Puede todavía, señalarse un tercer modo de despolitización, caracterizado por su “indiferencia”, en el más literal de los sentidos del término, en tanto implica una mirada que no-diferencia, que torna a todos equivalentes; noche en la cual todos los gatos son pardos. Aquí también se diluye el lugar de un otro, en tanto queda identificado con el conjunto, bajo la idea de que “son todos lo mismo”. Con la diferencia, para nada menor, de que esta mirada no entraña la postura autoritaria que aspira a la eliminación de ese otro, antes bien, se caracteriza por una suerte de apatía, propia de a quien todo le da más o menos igual.

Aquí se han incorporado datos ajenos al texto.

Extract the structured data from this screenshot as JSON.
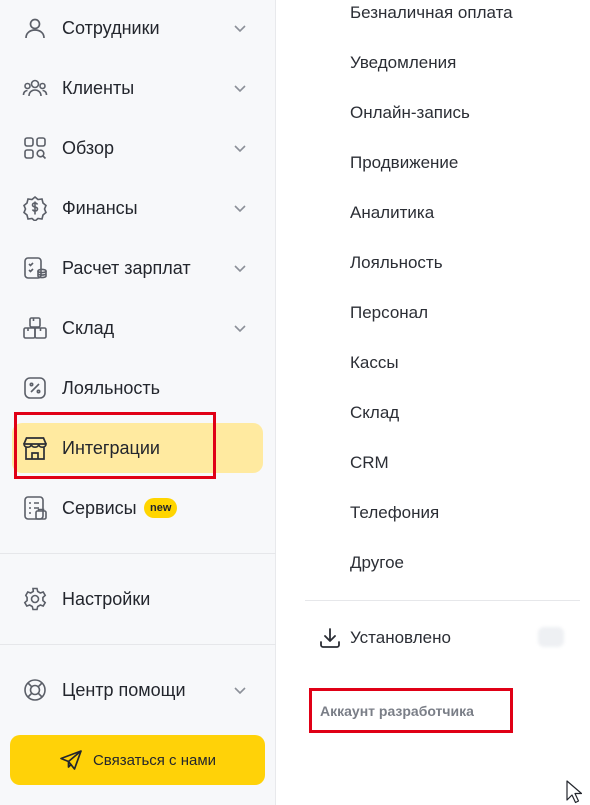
{
  "sidebar": {
    "items": [
      {
        "label": "Сотрудники",
        "icon": "user-icon",
        "has_chevron": true
      },
      {
        "label": "Клиенты",
        "icon": "clients-group-icon",
        "has_chevron": true
      },
      {
        "label": "Обзор",
        "icon": "overview-grid-icon",
        "has_chevron": true
      },
      {
        "label": "Финансы",
        "icon": "finance-dollar-icon",
        "has_chevron": true
      },
      {
        "label": "Расчет зарплат",
        "icon": "payroll-icon",
        "has_chevron": true
      },
      {
        "label": "Склад",
        "icon": "warehouse-boxes-icon",
        "has_chevron": true
      },
      {
        "label": "Лояльность",
        "icon": "loyalty-percent-icon",
        "has_chevron": false
      },
      {
        "label": "Интеграции",
        "icon": "store-icon",
        "has_chevron": false,
        "active": true
      },
      {
        "label": "Сервисы",
        "icon": "services-list-icon",
        "has_chevron": false,
        "badge": "new"
      }
    ],
    "settings": {
      "label": "Настройки",
      "icon": "gear-icon"
    },
    "help": {
      "label": "Центр помощи",
      "icon": "lifebuoy-icon"
    },
    "contact_button": {
      "label": "Связаться с нами",
      "icon": "send-plane-icon"
    }
  },
  "integrations_menu": {
    "categories": [
      "Безналичная оплата",
      "Уведомления",
      "Онлайн-запись",
      "Продвижение",
      "Аналитика",
      "Лояльность",
      "Персонал",
      "Кассы",
      "Склад",
      "CRM",
      "Телефония",
      "Другое"
    ],
    "installed": {
      "label": "Установлено",
      "icon": "download-icon"
    },
    "developer_account": "Аккаунт разработчика"
  },
  "colors": {
    "active_bg": "#ffeaa0",
    "accent_yellow": "#ffd208",
    "highlight_red": "#e00016"
  }
}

Otra diferencia, clave en la actual coyuntura, es que las miradas purificadas de la política pueden tornarse una manera de ganar votos, a cambio de fomentar la agresión hacia un otro que no se acepta como tal (Mauricio Macri, Elisa Carrió, José Luís Espert o Javier Milei procuran posicionarse políticamente por esta vía). En cambio, la indiferencia, con su apatía, no es una vía para obtener la adhesión ciudadana, pues si son todos iguales, entonces ¿qué sentido tiene votar a uno en lugar de otro?, más aún, ¿qué sentido tiene votar? Es decir, fomenta la percepción de que la política no sirve para nada, que no puede solucionar los problemas que pesan sobre mi vida cotidiana. Y cuando esa percepción gana centralidad se genera el espacio para que crezca políticamente quien consiga presentarse como portadores de “la” solución, la única posible (sin otros), ya sea de carácter técnico o moral. Por esta vía se puede sacar a la ciudadanía de su apatía, fomentando una pasión autoritaria y agresiva.

La democracia que en 1983 se instituye en la Argentina se inicia con dos promesas: por un lado, que “nunca más” se daría lugar al autoritarismo, que elimina al otro por su manera distinta de ver las cosas; por el otro, que “con la democracia se come, se cura y se educa”, que ella no es sólo un sistema político sino también un modo de relacionarnos, capaz de solucionar la cuestión social. La creciente percepción de que la política no está a la altura de brindar esta solución, de que ya ni siquiera lo intenta, enredada en disputas internas, lejanas a lo que pasa allí afuera, en la calle, esa percepción, decía, no sólo fomenta hoy la apatía de una parte de la ciudadanía, también amenaza con romper la otra promesa de la democracia, al favorecer la reemergencia del autoritarismo, aunque no ya con eje en la corporación militar.

Sería un diagnóstico desacertado tratar de tontos o simples reproductores de lo que los medios de comunicación les dictan a aquellos ciudadanos que encuentran al menos una respuesta en una política despolitizada y de agresivo autoritarismo. Antes bien, hoy la tarea de la política democrática, del gobierno, por supuesto, pero también de todo aquel que quiera evitar el regreso al autoritarismo, es proponer soluciones nuevas a la problemática cuestión social, a la vez que lo hace a través de una política que pueda aceptar la existencia de un otro. En suma, estamos ante el desafío de revitalizar las promesas de nuestra democracia o acercarnos peligrosamente a, una vez más, perderla.